Ele freia bruscamente e olha para mim.
"Quer que eu te meta um soco pra  ver se você cala essa boca?" Ele arranca com o carro novamente, enquanto tento segurar as lágrimas e os soluços.
Por que? Por que eu tinha que ter descoberto o segredo dele? Agora estou amarrada a ele, já que, ele ajuda financeiramente meu pai... Não posso me soltar dele e sair viva... Seu segredo é valioso demais para ser "deixado ir embora".
De repente, ouço um barulho muito alto e tudo começa a girar. Pneus cantando, pancadas e xingamentos. Não demora muito para eu sentir o gosto do sangue em minha boca, mas nada vejo, pois aperto os olhos com força.
Antes mesmo de eu poder abrir os olhos, vejo o carro virar lentamente, saindo da estrada e despencando floresta adentro. Tento colocar o cinto de segurança, mas minha velocidade não é suficiente. Ouço Todd gritar e sinto as batidas do carro que capotava. Sinto também meu rosto sendo cortado e barulho de vidro. De repente estou no chão.
Meu corpo dói demais para eu me mexer, não conseguia sentir minha perna, muito menos ver se ela se mexia. Sangue escorria pelo meu rosto e minha blusa estava encharcada. Porém aquele sangue não era meu.
O cheiro de óleo e gasolina era forte e o calor aumentava a cada momento. Uma porta bate ao longe, minha mente desnorteada não sobe reconhecer de onde veio o som. Todd.
"Me... Ajuda... Por favor..." As palavras saem roucas de minha garganta e tusso, uma tosse molhada de sangue. Minha cabeça gira.

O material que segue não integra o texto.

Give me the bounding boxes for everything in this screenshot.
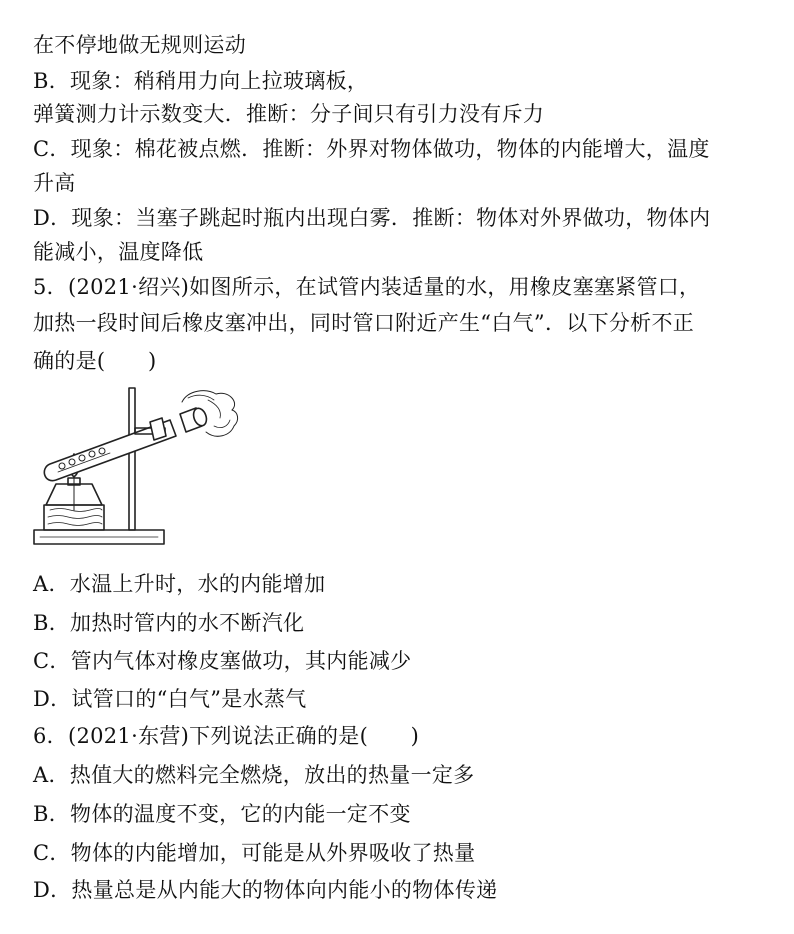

Consigo mexer a cabeça levemente e vejo o vulgo torto de Todd ir embora pela floresta, pressionando um ferimento em seu tórax. Ao seu lado, o carro ardia em chamas.
Meu fim havia chegado, eu tinha certeza. O fogo se aproximava lentamente de meu imóvel corpo, que estava jogado no chão. Eu queria olhar para o céu, e uma última vez, procurar constelações, como meu pai me ensinara a fazer, e eu também estava ensinando meu irmão.
Minha testa estava uma mistura de suor e sangue, e as labaredas das chamas gritavam em meus ouvidos. Sinto o calor chegar a meu pescoço a aperta-lo, delicadamente. As mãos ardentes da morte fizeram-me respirar profundamente e fechar os olhos por um momento. Eu esperava seu beijo fatal, mas tudo o que houve foi o barulho de passos.
Um galho quebrou e os passos estavam cada vez mais próximos. Penso em Jake, e depois em Todd e a última coisa que vejo são botinas, negras e bem amarradas, se aproximarem de mim.
"Jake?" É tudo o que consigo dizer, antes de desabar e tudo ficar escuro.